The study’s conclusions come amid growing alarm over rising extremist violence across Africa. A separate report released Wednesday by the Armed Conflict Location & Event Data Project (ACLED) echoed this concern, noting that jihadist-linked violence has grown steadily across the continent over the past four years, with insurgents increasingly targeting civilian populations.
Case studies included in the new *Science* study illustrate the gaps left by USAID’s exit. In northeast Nigeria, the agency had long supported civilian victims of the Boko Haram insurgency, which has displaced millions and killed tens of thousands since 2002. In Ethiopia’s war-ravaged Tigray region, local authorities depended heavily on USAID funding to launch post-conflict recovery after a two-year civil war that claimed hundreds of thousands of lives. And in northern Ivory Coast, a frontline in regional counter-extremism efforts, USAID had committed significant resources to programs blocking the expansion of al-Qaida and Islamic State-affiliated groups.
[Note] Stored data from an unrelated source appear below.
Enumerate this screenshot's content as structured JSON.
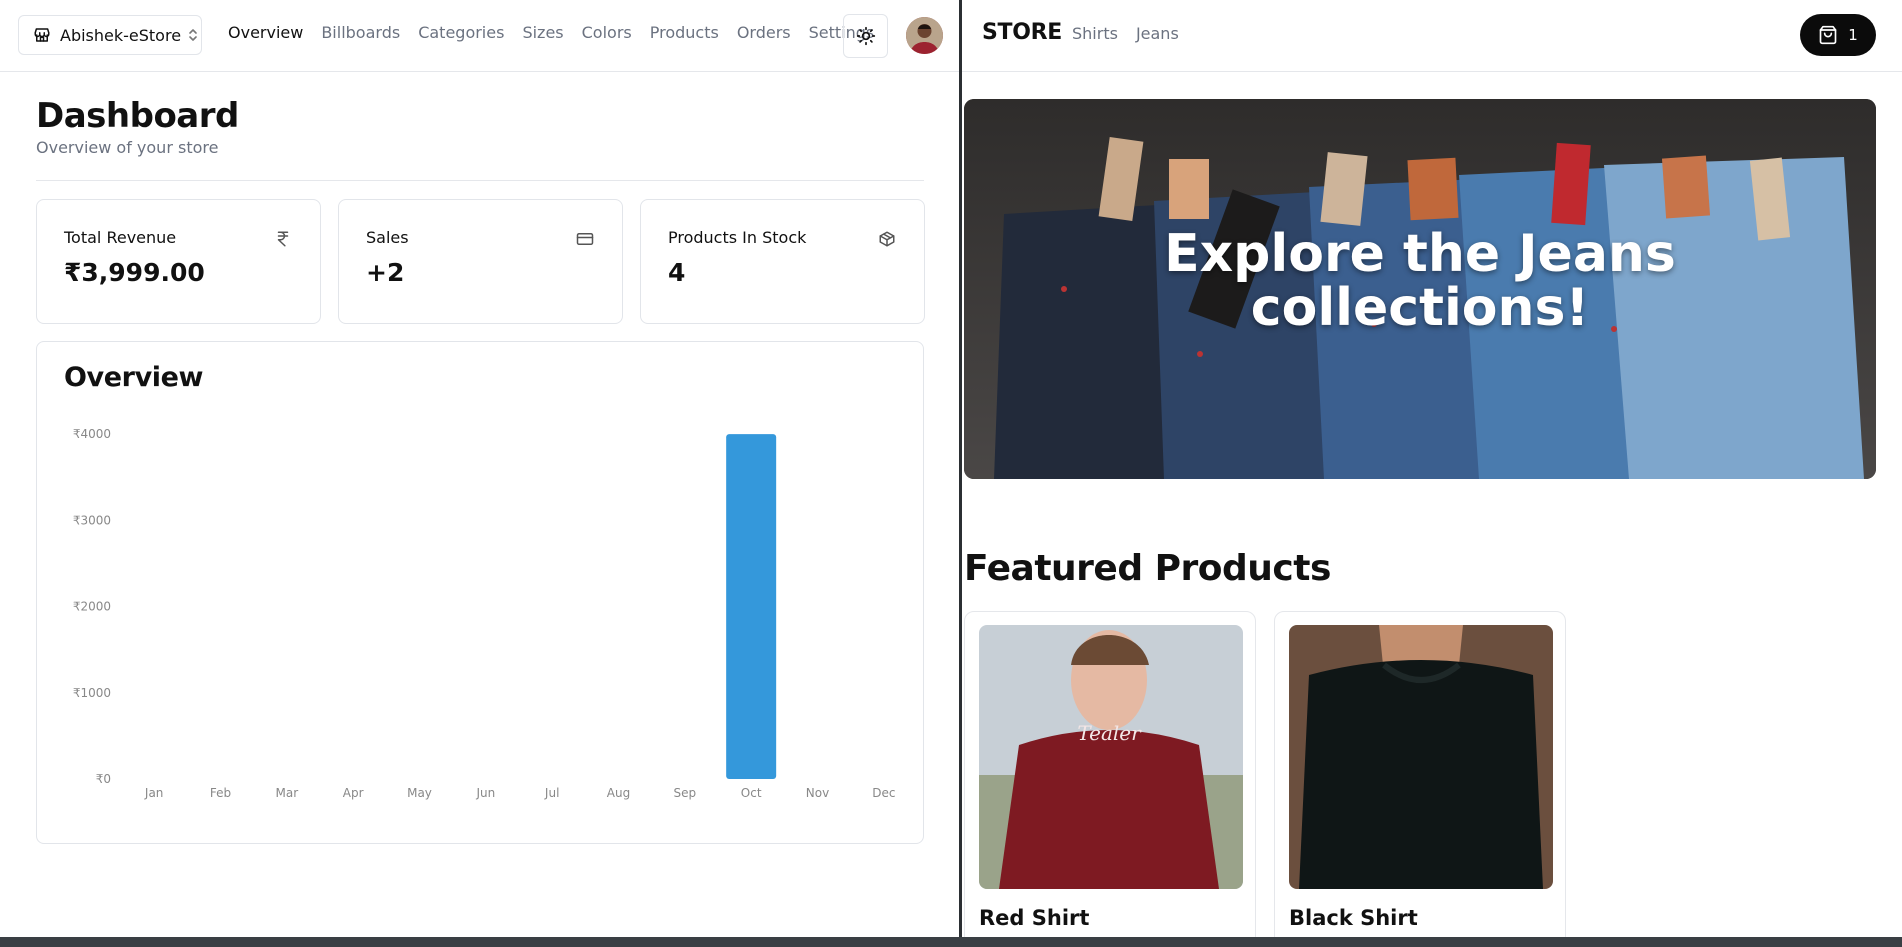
{
  "admin": {
    "store_switcher": {
      "label": "Abishek-eStore"
    },
    "nav": [
      "Overview",
      "Billboards",
      "Categories",
      "Sizes",
      "Colors",
      "Products",
      "Orders",
      "Settings"
    ],
    "active_nav": "Overview",
    "heading": {
      "title": "Dashboard",
      "subtitle": "Overview of your store"
    },
    "cards": [
      {
        "label": "Total Revenue",
        "value": "₹3,999.00",
        "icon": "rupee-icon"
      },
      {
        "label": "Sales",
        "value": "+2",
        "icon": "credit-card-icon"
      },
      {
        "label": "Products In Stock",
        "value": "4",
        "icon": "package-icon"
      }
    ],
    "overview_title": "Overview"
  },
  "chart_data": {
    "type": "bar",
    "categories": [
      "Jan",
      "Feb",
      "Mar",
      "Apr",
      "May",
      "Jun",
      "Jul",
      "Aug",
      "Sep",
      "Oct",
      "Nov",
      "Dec"
    ],
    "values": [
      0,
      0,
      0,
      0,
      0,
      0,
      0,
      0,
      0,
      3999,
      0,
      0
    ],
    "ylim": [
      0,
      4000
    ],
    "yticks": [
      0,
      1000,
      2000,
      3000,
      4000
    ],
    "ytick_labels": [
      "₹0",
      "₹1000",
      "₹2000",
      "₹3000",
      "₹4000"
    ],
    "bar_color": "#3498db",
    "grid": false
  },
  "store": {
    "logo": "STORE",
    "links": [
      "Shirts",
      "Jeans"
    ],
    "cart_count": "1",
    "hero_text_line1": "Explore the Jeans",
    "hero_text_line2": "collections!",
    "featured_title": "Featured Products",
    "products": [
      {
        "name": "Red Shirt"
      },
      {
        "name": "Black Shirt"
      }
    ]
  },
  "colors": {
    "accent_bar": "#3498db",
    "cart_bg": "#0b0b0b",
    "muted_text": "#6b7280"
  }
}
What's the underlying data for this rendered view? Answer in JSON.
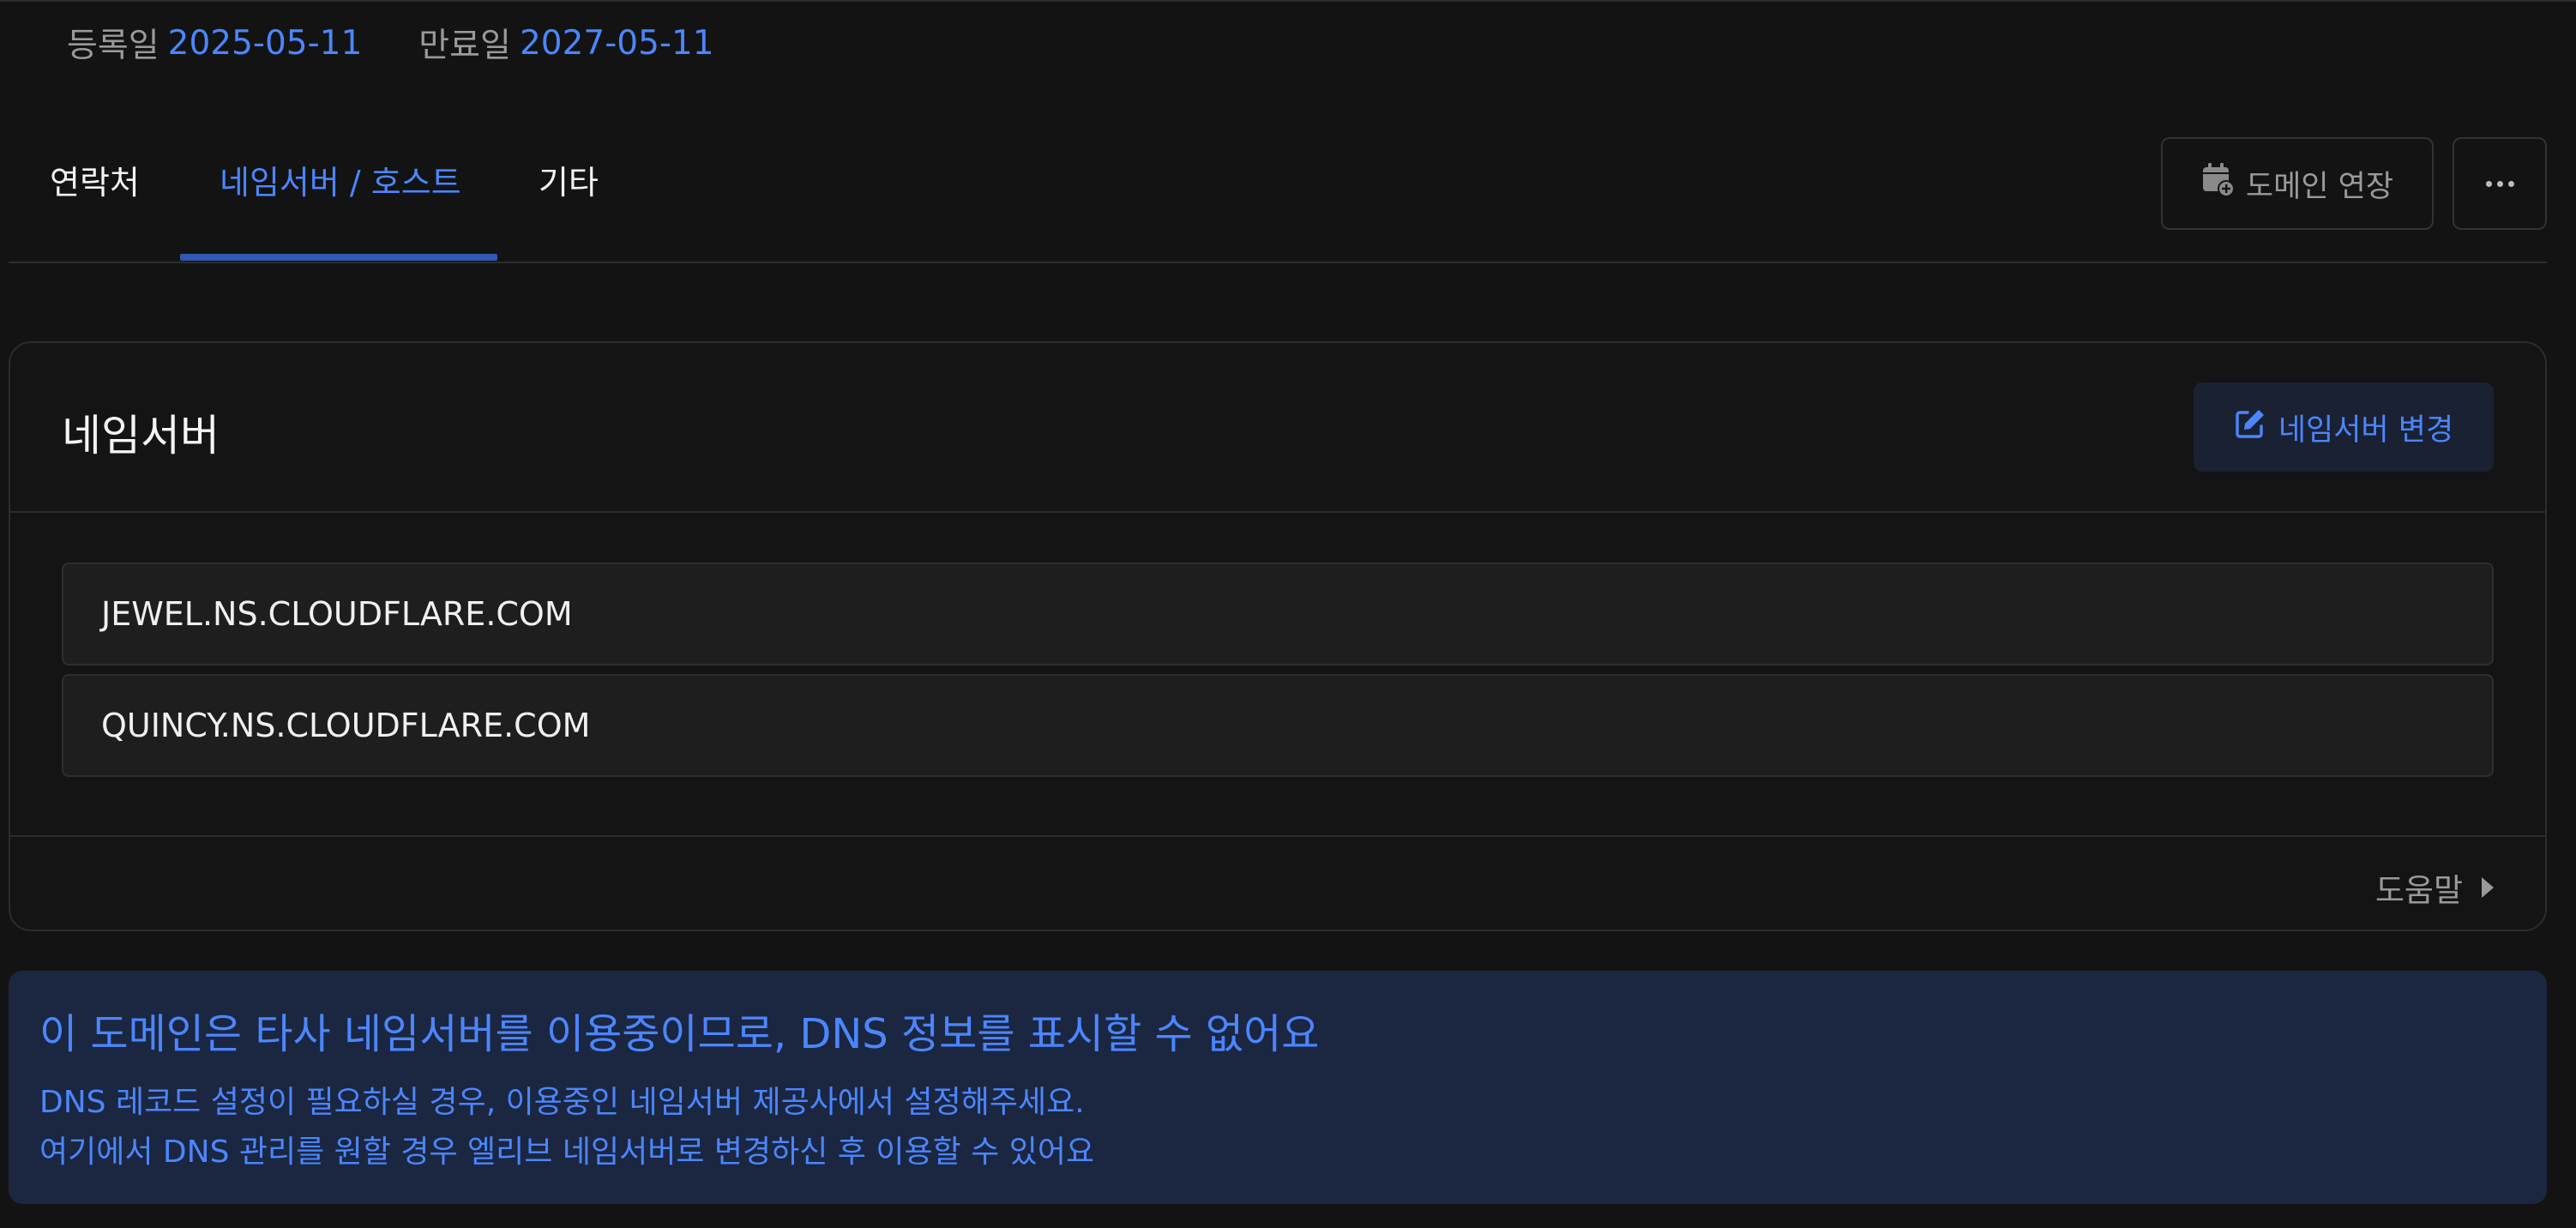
{
  "dates": {
    "registered_label": "등록일",
    "registered_value": "2025-05-11",
    "expiry_label": "만료일",
    "expiry_value": "2027-05-11"
  },
  "tabs": [
    {
      "label": "연락처",
      "active": false
    },
    {
      "label": "네임서버 / 호스트",
      "active": true
    },
    {
      "label": "기타",
      "active": false
    }
  ],
  "actions": {
    "renew_label": "도메인 연장",
    "more_icon": "more-horizontal-icon"
  },
  "nameserver_card": {
    "title": "네임서버",
    "change_button_label": "네임서버 변경",
    "nameservers": [
      "JEWEL.NS.CLOUDFLARE.COM",
      "QUINCY.NS.CLOUDFLARE.COM"
    ],
    "help_label": "도움말"
  },
  "notice": {
    "title": "이 도메인은 타사 네임서버를 이용중이므로, DNS 정보를 표시할 수 없어요",
    "line1": "DNS 레코드 설정이 필요하실 경우, 이용중인 네임서버 제공사에서 설정해주세요.",
    "line2": "여기에서 DNS 관리를 원할 경우 엘리브 네임서버로 변경하신 후 이용할 수 있어요"
  },
  "colors": {
    "background": "#131313",
    "accent": "#4b86ff",
    "notice_bg": "#1b2640",
    "muted": "#9a9a9a"
  }
}
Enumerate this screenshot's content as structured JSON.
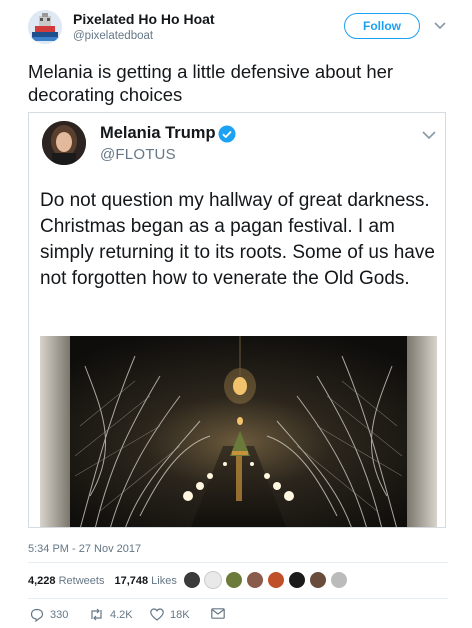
{
  "user": {
    "display_name": "Pixelated Ho Ho Hoat",
    "handle": "@pixelatedboat",
    "follow_label": "Follow"
  },
  "tweet": {
    "text": "Melania is getting a little defensive about her decorating choices",
    "timestamp": "5:34 PM - 27 Nov 2017"
  },
  "embedded": {
    "display_name": "Melania Trump",
    "handle": "@FLOTUS",
    "text": "Do not question my hallway of great darkness. Christmas began as a pagan festival. I am simply returning it to its roots. Some of us have not forgotten how to venerate the Old Gods."
  },
  "stats": {
    "retweets_count": "4,228",
    "retweets_label": "Retweets",
    "likes_count": "17,748",
    "likes_label": "Likes"
  },
  "actions": {
    "reply_count": "330",
    "retweet_count": "4.2K",
    "like_count": "18K"
  },
  "colors": {
    "accent": "#1da1f2",
    "muted": "#657786",
    "text": "#14171a"
  }
}
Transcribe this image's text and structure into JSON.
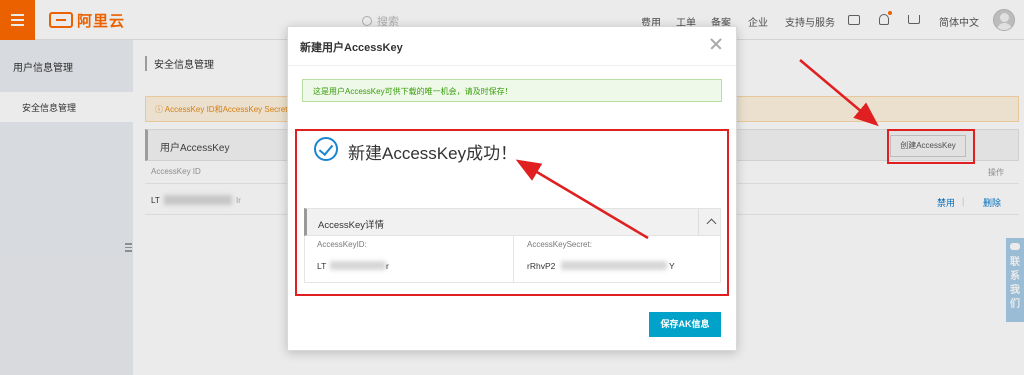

Outside experts warn the damage from USAID’s abrupt dissolution will outlast the funding gap itself. Nathaniel Raymond, executive director of the Humanitarian Research Lab at the Yale School of Public Health, who was not involved in the study, noted that even if funding is eventually restored, much of the institutional knowledge and on-the-ground program experience built up over decades by USAID staff has already been lost.
Ladd Serwat, senior Africa analyst at ACLED, added that many USAID programs were designed to stop conflict from spreading across borders and into stable communities. “We now see increasing insurgency and spillover, so some of those programs may have supported these communities against insurgent threats, and now they are no longer active,” Serwat explained.